Mistake #6 Blobbing and Too Much Of a Good Thing
Ah Blobbing, not a maddening 90s TV character but annoying all the same. “One of the biggest complaints I hear from applying a balayage is lack of lift and blobbing on hair when the lightener expands after application,” notes Terry. “This is where I always say, you can’t safely perform a balayage without the perfect mix of product. My go-to is Lightmaster Lightener combined with Lightmaster Clay Additive to a creamy consistency, where it can still be taken on the brush from the bowl but won’t fall out when the bowl is tipped upside down, this mixture allows the lightening to continue without drying so it won’t stop the process but it restricts the product expansion, therefore no blobs or spotting.”
Now, balayage is meant to give the client natural-looking blonde tones, as if the hair is sunkissed. Go too heavy with the dye and it’s no longer balayage.
“I think sometimes, as hairdressers, we can get a little over excited and we don’t tend to step back and look. The best advice I can give for balayage is look at it like you do when you’re cutting, think about where it's going to fall and what it's going to look like once its blow-dried,” advises Michael.
“The use of product is so important too. If you want to create those seamless blends you need a product that is workable in texture and that you can leave to process in open air. The Lightmaster Clay Additive is perfect as it gives you a great texture to work with, it doesn’t dry out so you don’t lose lift and you can be sure you're not going to get any bleeds. My top tip: If it doesn’t look smooth once it applied it won't look smooth once it’s dried,” adds Michael.

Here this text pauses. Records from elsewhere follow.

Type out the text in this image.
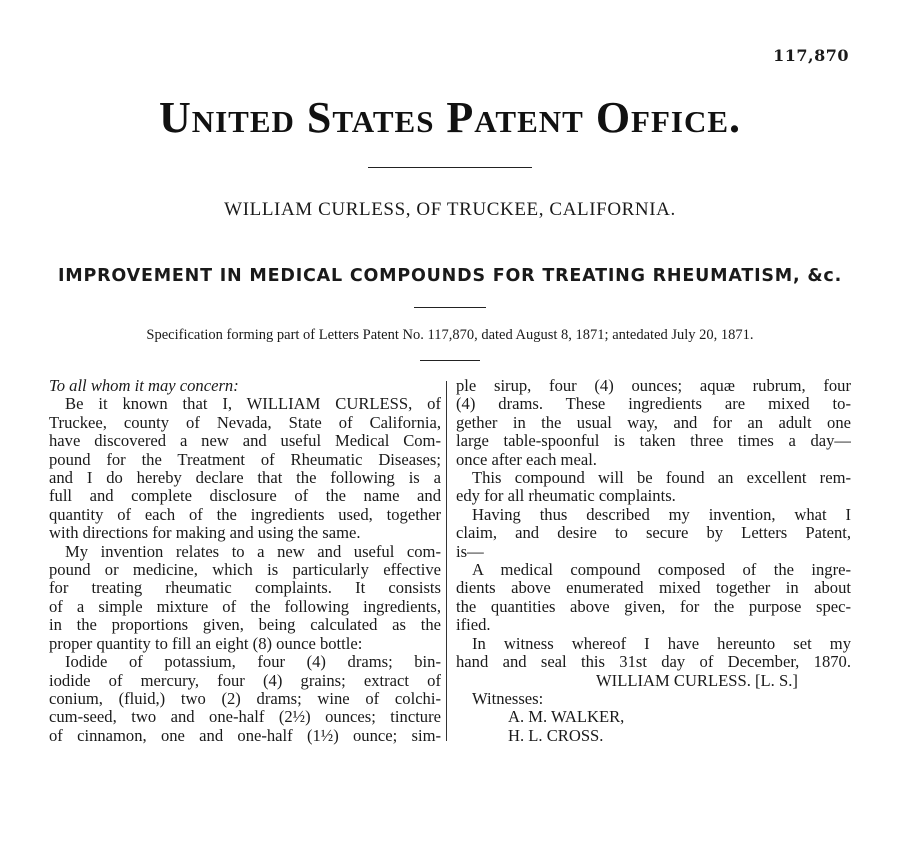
117,870
United States Patent Office.
WILLIAM CURLESS, OF TRUCKEE, CALIFORNIA.
IMPROVEMENT IN MEDICAL COMPOUNDS FOR TREATING RHEUMATISM, &c.
Specification forming part of Letters Patent No. 117,870, dated August 8, 1871; antedated July 20, 1871.
To all whom it may concern:
Be it known that I, WILLIAM CURLESS, of
Truckee, county of Nevada, State of California,
have discovered a new and useful Medical Com-
pound for the Treatment of Rheumatic Diseases;
and I do hereby declare that the following is a
full and complete disclosure of the name and
quantity of each of the ingredients used, together
with directions for making and using the same.
My invention relates to a new and useful com-
pound or medicine, which is particularly effective
for treating rheumatic complaints. It consists
of a simple mixture of the following ingredients,
in the proportions given, being calculated as the
proper quantity to fill an eight (8) ounce bottle:
Iodide of potassium, four (4) drams; bin-
iodide of mercury, four (4) grains; extract of
conium, (fluid,) two (2) drams; wine of colchi-
cum-seed, two and one-half (2½) ounces; tincture
of cinnamon, one and one-half (1½) ounce; sim-
ple sirup, four (4) ounces; aquæ rubrum, four
(4) drams. These ingredients are mixed to-
gether in the usual way, and for an adult one
large table-spoonful is taken three times a day—
once after each meal.
This compound will be found an excellent rem-
edy for all rheumatic complaints.
Having thus described my invention, what I
claim, and desire to secure by Letters Patent,
is—
A medical compound composed of the ingre-
dients above enumerated mixed together in about
the quantities above given, for the purpose spec-
ified.
In witness whereof I have hereunto set my
hand and seal this 31st day of December, 1870.
WILLIAM CURLESS. [L. S.]
Witnesses:
A. M. WALKER,
H. L. CROSS.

Mistake #7 Not Encouraging Experimentation
More experimental clients may overlook balayage because of its natural effect, but actually balayage offers so much potential for experimentation that will keep clients coming back to the salon time and again. This summer rose gold, faded pastels, copper, mahogany red, lilac and even coral are all on our trend radar, so encourage your clients to have fun and mix it up!
“Clients are becoming more and more daring so we must keep up and be able to offer them something fun and encourage them to play with different colours,” says Michael. “So Colour Cult direct colours are a perfect choice when offering something fun as you can go as crazy or as subtle as you want! Using the clear to dilute or Pastelise is perfect to introduce a client to vivid colours.

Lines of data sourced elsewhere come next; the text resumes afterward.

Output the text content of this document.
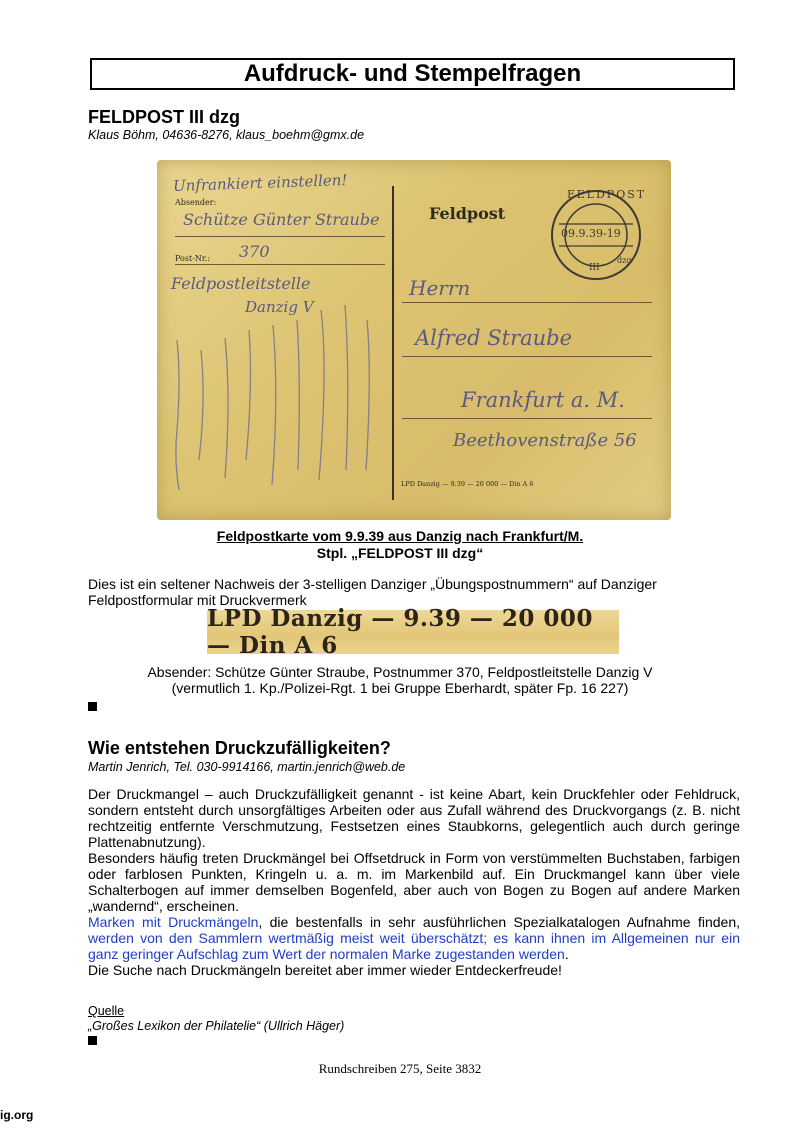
Aufdruck- und Stempelfragen
FELDPOST III dzg
Klaus Böhm, 04636-8276, klaus_boehm@gmx.de
Unfrankiert einstellen!
Absender:
Schütze Günter Straube
Post-Nr.: 370
Feldpostleitstelle
Danzig V
Feldpost
FELDPOST
09.9.39-19
III
dzg
Herrn
Alfred Straube
Frankfurt a. M.
Beethovenstraße 56
LPD Danzig — 9.39 — 20 000 — Din A 6
Feldpostkarte vom 9.9.39 aus Danzig nach Frankfurt/M.
Stpl. „FELDPOST III dzg“
Dies ist ein seltener Nachweis der 3-stelligen Danziger „Übungspostnummern“ auf Danziger
Feldpostformular mit Druckvermerk
LPD Danzig — 9.39 — 20 000 — Din A 6
Absender: Schütze Günter Straube, Postnummer 370, Feldpostleitstelle Danzig V
(vermutlich 1. Kp./Polizei-Rgt. 1 bei Gruppe Eberhardt, später Fp. 16 227)
Wie entstehen Druckzufälligkeiten?
Martin Jenrich, Tel. 030-9914166, martin.jenrich@web.de
Der Druckmangel – auch Druckzufälligkeit genannt - ist keine Abart, kein Druckfehler oder Fehldruck, sondern entsteht durch unsorgfältiges Arbeiten oder aus Zufall während des Druckvorgangs (z. B. nicht rechtzeitig entfernte Verschmutzung, Festsetzen eines Staubkorns, gelegentlich auch durch geringe Plattenabnutzung).
Besonders häufig treten Druckmängel bei Offsetdruck in Form von verstümmelten Buchstaben, farbigen oder farblosen Punkten, Kringeln u. a. m. im Markenbild auf. Ein Druckmangel kann über viele Schalterbogen auf immer demselben Bogenfeld, aber auch von Bogen zu Bogen auf andere Marken „wandernd“, erscheinen.
Marken mit Druckmängeln, die bestenfalls in sehr ausführlichen Spezialkatalogen Aufnahme finden, werden von den Sammlern wertmäßig meist weit überschätzt; es kann ihnen im Allgemeinen nur ein ganz geringer Aufschlag zum Wert der normalen Marke zugestanden werden.
Die Suche nach Druckmängeln bereitet aber immer wieder Entdeckerfreude!
Quelle
„Großes Lexikon der Philatelie“ (Ullrich Häger)
Rundschreiben 275, Seite 3832
ig.org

“The main thing on clients’ minds when talking vivid is how long will it last? Of course, this all depends on the condition of their hair and the products your client is using at home but the Total Results Keep Me Vivid range is perfect from the in salon Lamination Spray that can keep their colour locked in for up to 65 washes to the sulphate-free Total Results Keep Me Vivid Shampoo and Conditioner. It’s going to keep their colour looking great for much longer,” adds Michael.
For clients who have had balayage for some time and would like to experiment, Terry advises getting them to start with more playful tones that still feel familiar. “Caramel or mocha clients can start experimenting with more playful tones of ColorSync Watercolour in Rose Gold, Bronze, or Quartz Pink. Cool-toned blondes can play with the other ‘festival faves’ like the brighter and stronger watercolour tones that won’t stain.
“If the client then starts to want more of a vivid tone, this is when So Color Cult can be thrown into the consultation process. The Velvetizing High Heat Protecting Blowdry cream will help to keep the vivid tones as bright and glossy for longer, it’s a good product to recommend,” adds Terry.
So there you have it, follow this guide and you’ll be creating brilliant balayage looks every single time!